Groundwater storage at the Semitropic Water Storage District in Kern County. Courtesy of the agency

The San Diego County Water Authority has stepped up to provide additional water supplies to drought-ravaged areas in three Southern California counties.

Under an agreement with the Metropolitan Water District of Southern California, San Diego will provide water from an underground storage facility in Kern County to serve parts of northern Los Angeles County, Ventura County and San Bernardino County.

“Metropolitan is committed to doing everything we can to bring more water to communities in our service area that are particularly challenged by the drought. We’re thrilled to have the Water Authority partner with us in this effort, supporting the well-being of all Southern California,” said Metropolitan Water Chair Gloria D. Gray.

“We’re all in this together. And we all need to do our part, including using water as efficiently as possible,” added Gray.

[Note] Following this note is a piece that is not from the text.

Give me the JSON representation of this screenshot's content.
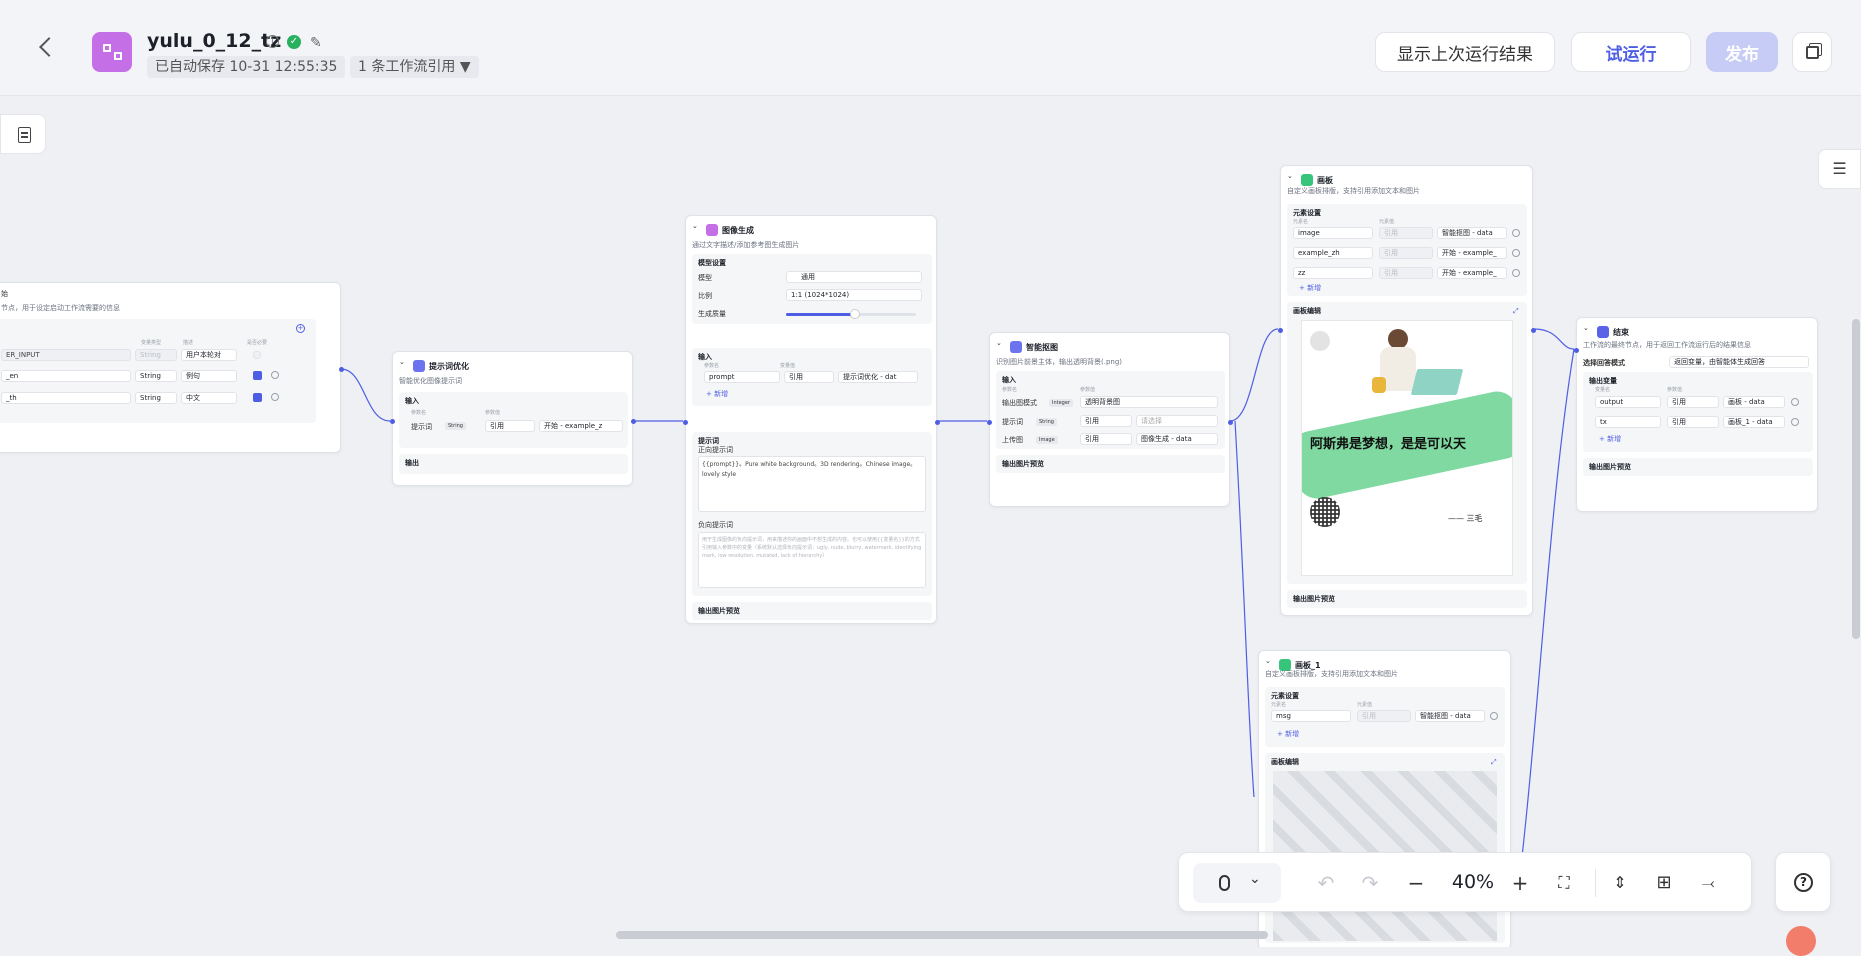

Under terms of the agreement, Metropolitan Water will purchase 4,200 acre-feet of the Water Authority’s reserves in the Semitropic Water Bank next year and lease an additional 5,000 acre-feet from the Water Authority’ account.

One acre-foot is 326,000 gallons, enough to serve about three typical Southern California homes for a year.

“We expect that this will be the first of many innovative and collaborative solutions with Metropolitan to sustain our collective economy and quality of life,” said Water Authority Chair Gary Croucher.

In 2008, the Water Authority secured supplies in the water bank for the San Diego region in preparation for drought. Due to other supply and storage investments and sustained water conservation in San Diego County, the Water Authority does not need to tap its account to meet the region’s projected water demands in 2022.

Water years 2020 and 2021 were the driest two-year sequence on record in California. In August, Lake Oroville — the main reservoir on the State Water Project — reached its lowest point since being filled in the 1970s.

Earlier this month, the state announced that if conditions don’t improve, State Water Project deliveries next year would be limited to only what is required to ensure the health and safety of residents.

Access to supplies in the Semitropic Water Bank is important because it is strategically located along the California Aqueduct and can supplement the limited state project deliveries.